Robert W. Peterson: Negro Leagues Historian, Dies at 80
His death was announced by his wife, Peggy, who said he had lung cancer.
When Mr. Peterson's account of black baseball was published by Prentice-Hall in 1970, little was known of the Negro leagues apart from the memories of black Americans who had been thrilled by players like Satchel Paige, Josh Gibson and Buck Leonard. Black baseball had flourished in a segregated America but was largely ignored by the mainstream press and went out of business in the 1950's, soon after the major league color barrier had been smashed.
When Mr. Peterson was growing up in Warren, Pa., he had seen some of the great Negro leaguers in barnstorming games. He later played baseball at Upsala College in East Orange, N.J., and worked as an editor for The World-Telegram and The Sun. When the paper closed in 1966, he turned to freelance writing and set out to learn the history of the Negro leagues by interviewing the star players and studying microfilm of black newspapers.
Mr. Peterson was inspired by those memories from his boyhood. In the preface to "Only the Ball Was White," he recalled: "One summer day in 1939 a kid squatted on the bank behind home plate at Russell Field in Warren, Pennsylvania, fielding foul balls (which could be redeemed for a nickel each — no small consideration in those days), and saw Josh Gibson hit the longest home run ever struck in Warren County. It was one of many impressive feats performed by touring black players that excited the wonder and admiration of that foul-ball shagger. This book is the belated fruit of his wonder."

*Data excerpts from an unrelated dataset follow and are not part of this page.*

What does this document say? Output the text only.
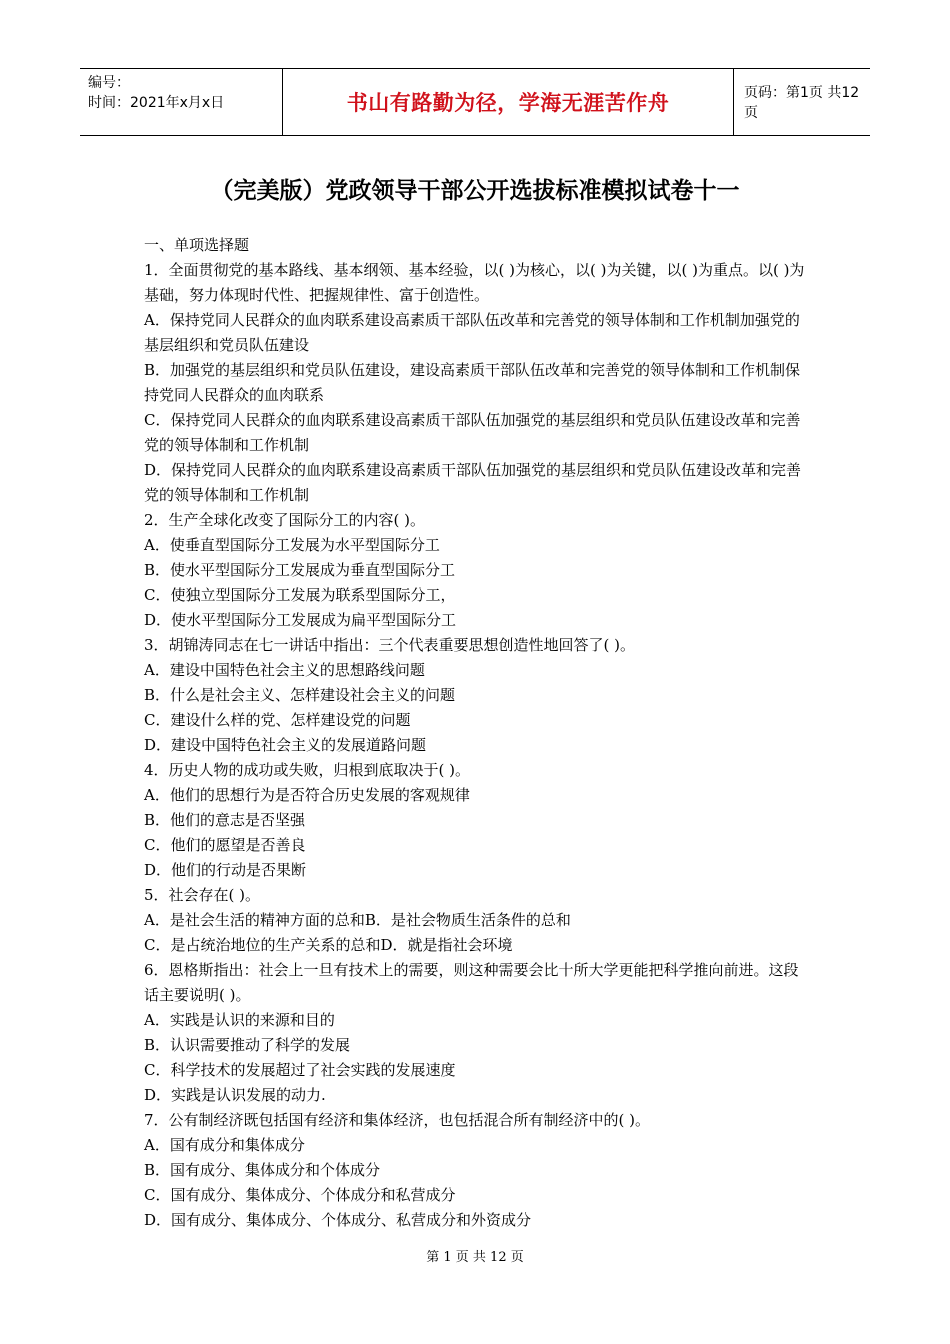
编号：
时间：2021年x月x日	书山有路勤为径，学海无涯苦作舟	页码：第1页 共12页
（完美版）党政领导干部公开选拔标准模拟试卷十一

一、单项选择题

1．全面贯彻党的基本路线、基本纲领、基本经验，以( )为核心，以( )为关键，以( )为重点。以( )为基础，努力体现时代性、把握规律性、富于创造性。

A．保持党同人民群众的血肉联系建设高素质干部队伍改革和完善党的领导体制和工作机制加强党的基层组织和党员队伍建设

B．加强党的基层组织和党员队伍建设，建设高素质干部队伍改革和完善党的领导体制和工作机制保持党同人民群众的血肉联系

C．保持党同人民群众的血肉联系建设高素质干部队伍加强党的基层组织和党员队伍建设改革和完善党的领导体制和工作机制

D．保持党同人民群众的血肉联系建设高素质干部队伍加强党的基层组织和党员队伍建设改革和完善党的领导体制和工作机制

2．生产全球化改变了国际分工的内容( )。

A．使垂直型国际分工发展为水平型国际分工

B．使水平型国际分工发展成为垂直型国际分工

C．使独立型国际分工发展为联系型国际分工，

D．使水平型国际分工发展成为扁平型国际分工

3．胡锦涛同志在七一讲话中指出：三个代表重要思想创造性地回答了( )。

A．建设中国特色社会主义的思想路线问题

B．什么是社会主义、怎样建设社会主义的问题

C．建设什么样的党、怎样建设党的问题

D．建设中国特色社会主义的发展道路问题

4．历史人物的成功或失败，归根到底取决于( )。

A．他们的思想行为是否符合历史发展的客观规律

B．他们的意志是否坚强

C．他们的愿望是否善良

D．他们的行动是否果断

5．社会存在( )。

A．是社会生活的精神方面的总和B．是社会物质生活条件的总和

C．是占统治地位的生产关系的总和D．就是指社会环境

6．恩格斯指出：社会上一旦有技术上的需要，则这种需要会比十所大学更能把科学推向前进。这段话主要说明( )。

A．实践是认识的来源和目的

B．认识需要推动了科学的发展

C．科学技术的发展超过了社会实践的发展速度

D．实践是认识发展的动力.

7．公有制经济既包括国有经济和集体经济，也包括混合所有制经济中的( )。

A．国有成分和集体成分

B．国有成分、集体成分和个体成分

C．国有成分、集体成分、个体成分和私营成分

D．国有成分、集体成分、个体成分、私营成分和外资成分

第 1 页 共 12 页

Mr. Peterson's book traced black baseball's history from the 19th century and provided first-person accounts, brief biographies of leading players, league standings and statistics. Writing in The New York Times Book Review, Rex Lardner called the book "a worthy and fascinating addition to anyone's baseball library."
Many books on black baseball have been written in the decades since, transforming a long-neglected chapter of baseball history into a well-chronicled saga.
Mr. Peterson also wrote "Cages to Jump Shots: Pro Basketball's Early Years," "Pigskin: The Early Years of Pro Football" and "The Boy Scouts: An American Adventure."
In addition to his wife, he is survived by a son, Thomas, of Westfield, N.J.; a daughter, Margaret Peterson, of Salisbury Township, Pa.; and two grandsons.
In his memoir, "Hardball," Bowie Kuhn recalled that when he became baseball commissioner in 1969, a debate had arisen over whether to induct stars of the Negro leagues into the Hall of Fame. The Peterson book, Kuhn said, "focused greater attention on the accomplishments of Negro League players."
In 1971, Paige became the first Negro leagues star inducted into the Hall of Fame, and he has been followed by 17 others. Mr. Peterson was named to the 12-member unit that will vote Feb. 27 on the possible induction of additional figures from black baseball. In view of his failing health, he had cast a ballot in absentia.
In an epilogue in "Only the Ball Was White," Mr. Peterson called for giving full honors at Cooperstown to Negro leagues stars. "So long as the Hall of Fame is without a few of the great stars of Negro baseball," he wrote, "the notion that it represents the best in baseball is nonsense."